Mariners' Smoak believes first base is ‘my job to lose’
Smoak said he was excited by the moves to sign free-agent Corey Hart and obtain Logan Morrison in a trade from Miami even though both are tentatively ticketed for at least some time at first base.
“I’m excited,” Smoak insisted. “I feel like it’s somewhat my job to lose. It’s always good to have more bats. After losing guys like (Kendrys) Morales and (Raul) Ibanez, you’ve added a couple of more.
“I’m ready to get this thing going.”
Smoak, 27, avoided arbitration Saturday by reaching agreement on a one-year deal for $2.7875 million that includes a club option and vesting clause for 2015.
The contract, which is loaded with performance bonuses, calls for a $2.6375 million salary this season with a club option for 2015 at $3.65 million with a $150,000 buy-out.
That $3.65 million for 2015 becomes guaranteed if Smoak gets 525 plate appearances or if he is selected as an All-Star, wins the Most Valuable Player award or is a Silver Slugger recipient.
“It’s pretty interesting going through that whole process thing,” said Smoak, who was eligible for arbitration for the first time in his career.
“But I think both sides were pretty excited to get something done, and we were able to do that. I’m excited to get it done now and focus on baseball.”
Manager Lloyd McClendon wants that focus to include some changes in Smoak’s approach at the plate when the Mariners begin full-squad workouts Tuesday at the Peoria Sports Complex.
“One of the things we’re going to try to impress upon him,” McClendon said, “is to be a good hitter, not a home run hitter. What that entails is using the whole field, driving balls to the gaps and being a good two-strike hitter.

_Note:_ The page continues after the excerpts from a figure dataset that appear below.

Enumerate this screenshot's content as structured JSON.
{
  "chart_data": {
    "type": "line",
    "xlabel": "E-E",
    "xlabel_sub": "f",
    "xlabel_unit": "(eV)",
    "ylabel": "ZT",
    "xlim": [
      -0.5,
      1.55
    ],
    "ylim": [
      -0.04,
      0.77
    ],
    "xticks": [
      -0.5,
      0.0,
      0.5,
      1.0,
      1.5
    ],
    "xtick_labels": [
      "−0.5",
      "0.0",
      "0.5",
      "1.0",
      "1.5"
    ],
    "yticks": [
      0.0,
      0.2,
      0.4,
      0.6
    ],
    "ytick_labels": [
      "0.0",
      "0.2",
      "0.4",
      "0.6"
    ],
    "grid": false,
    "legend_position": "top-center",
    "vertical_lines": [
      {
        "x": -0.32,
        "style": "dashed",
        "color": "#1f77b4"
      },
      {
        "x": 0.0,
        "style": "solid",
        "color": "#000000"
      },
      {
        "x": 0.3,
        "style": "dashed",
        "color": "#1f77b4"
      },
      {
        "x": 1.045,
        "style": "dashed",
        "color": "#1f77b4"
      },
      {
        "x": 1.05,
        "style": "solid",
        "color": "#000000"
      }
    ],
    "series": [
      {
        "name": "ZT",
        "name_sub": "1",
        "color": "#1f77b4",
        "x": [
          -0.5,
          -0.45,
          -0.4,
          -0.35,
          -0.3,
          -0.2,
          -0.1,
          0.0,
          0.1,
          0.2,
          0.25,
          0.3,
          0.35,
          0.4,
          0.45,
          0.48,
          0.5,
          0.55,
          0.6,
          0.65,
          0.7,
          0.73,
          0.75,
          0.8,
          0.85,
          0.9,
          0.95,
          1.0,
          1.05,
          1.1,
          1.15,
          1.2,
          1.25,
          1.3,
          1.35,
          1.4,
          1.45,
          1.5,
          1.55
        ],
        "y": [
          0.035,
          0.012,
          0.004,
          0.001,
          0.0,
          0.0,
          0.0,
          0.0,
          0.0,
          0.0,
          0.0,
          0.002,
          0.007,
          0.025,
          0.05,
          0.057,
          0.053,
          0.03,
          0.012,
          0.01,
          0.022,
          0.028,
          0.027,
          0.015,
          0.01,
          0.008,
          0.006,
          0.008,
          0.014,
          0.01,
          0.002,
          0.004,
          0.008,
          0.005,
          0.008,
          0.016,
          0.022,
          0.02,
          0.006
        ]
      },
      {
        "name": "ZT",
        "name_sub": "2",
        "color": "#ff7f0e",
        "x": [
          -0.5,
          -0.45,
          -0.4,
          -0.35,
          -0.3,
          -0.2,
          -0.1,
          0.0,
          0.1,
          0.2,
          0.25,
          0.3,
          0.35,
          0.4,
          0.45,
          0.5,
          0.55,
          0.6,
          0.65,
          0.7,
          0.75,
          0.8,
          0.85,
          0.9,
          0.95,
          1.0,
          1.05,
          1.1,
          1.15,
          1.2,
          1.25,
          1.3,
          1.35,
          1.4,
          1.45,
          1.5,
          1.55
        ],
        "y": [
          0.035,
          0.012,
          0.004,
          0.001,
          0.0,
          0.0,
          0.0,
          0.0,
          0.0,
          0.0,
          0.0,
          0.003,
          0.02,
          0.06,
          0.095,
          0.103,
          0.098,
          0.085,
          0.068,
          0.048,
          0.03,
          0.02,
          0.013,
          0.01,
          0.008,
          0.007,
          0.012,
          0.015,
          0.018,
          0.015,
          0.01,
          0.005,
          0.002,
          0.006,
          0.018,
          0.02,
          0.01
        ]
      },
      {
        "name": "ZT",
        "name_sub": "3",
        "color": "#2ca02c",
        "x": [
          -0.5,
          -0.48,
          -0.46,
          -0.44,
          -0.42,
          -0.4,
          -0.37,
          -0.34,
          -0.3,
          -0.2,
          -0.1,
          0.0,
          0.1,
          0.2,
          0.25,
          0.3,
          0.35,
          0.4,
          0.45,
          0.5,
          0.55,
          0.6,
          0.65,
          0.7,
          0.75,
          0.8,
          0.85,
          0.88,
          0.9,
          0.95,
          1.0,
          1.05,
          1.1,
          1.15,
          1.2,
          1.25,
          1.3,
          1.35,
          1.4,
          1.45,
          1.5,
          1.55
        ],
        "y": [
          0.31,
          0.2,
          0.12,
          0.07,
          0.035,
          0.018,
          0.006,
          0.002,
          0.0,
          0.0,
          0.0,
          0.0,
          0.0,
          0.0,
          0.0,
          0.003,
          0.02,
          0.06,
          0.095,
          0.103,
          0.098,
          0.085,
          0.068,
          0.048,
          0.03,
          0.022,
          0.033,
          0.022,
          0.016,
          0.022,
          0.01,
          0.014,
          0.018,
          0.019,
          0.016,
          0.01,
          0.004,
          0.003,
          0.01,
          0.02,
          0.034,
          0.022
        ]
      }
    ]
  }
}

“And when they make a mistake, you hit it out of the ballpark. But if your mind-set is you’ve got to go up there and hit a home run, you’re not going to be much of a hitter.”
Smoak batted .238 last season in 131 games with a career-best 20 homers but just 50 RBI. He then requested $3.25 million in arbitration, while the Mariners countered at $2.025 million.
Saturday’s agreement prevented the two sides from going to a binding arbitration hearing, which would have chosen one of the two submitted figures.
The Mariners have not had a case go to a hearing since 2003 with pitcher Freddy Garcia.
The abundance of performance bonuses in Smoak’s deal could boost the two-year value to $8.2875 million and suggest a willingness by the club to pay for performance — and Smoak’s willingness to bet on his potential.
“There’s a lot of potential there,” McClendon said. “He continues to improve and get better, but we’ve got to push those RBIs up and be a more-productive hitter.”
And is Smoak right? Is first base his job to lose? How do Hart and Morrison fit into the picture?
“He’s going to play first base and DH a little bit,” McClendon said. “One thing I know is the manager doesn’t make out the lineup.
“You go out and go three for four, hit a home run and drive in four runs ... somehow, your name is in the lineup the next day. Your performance will dictate what the lineup is.”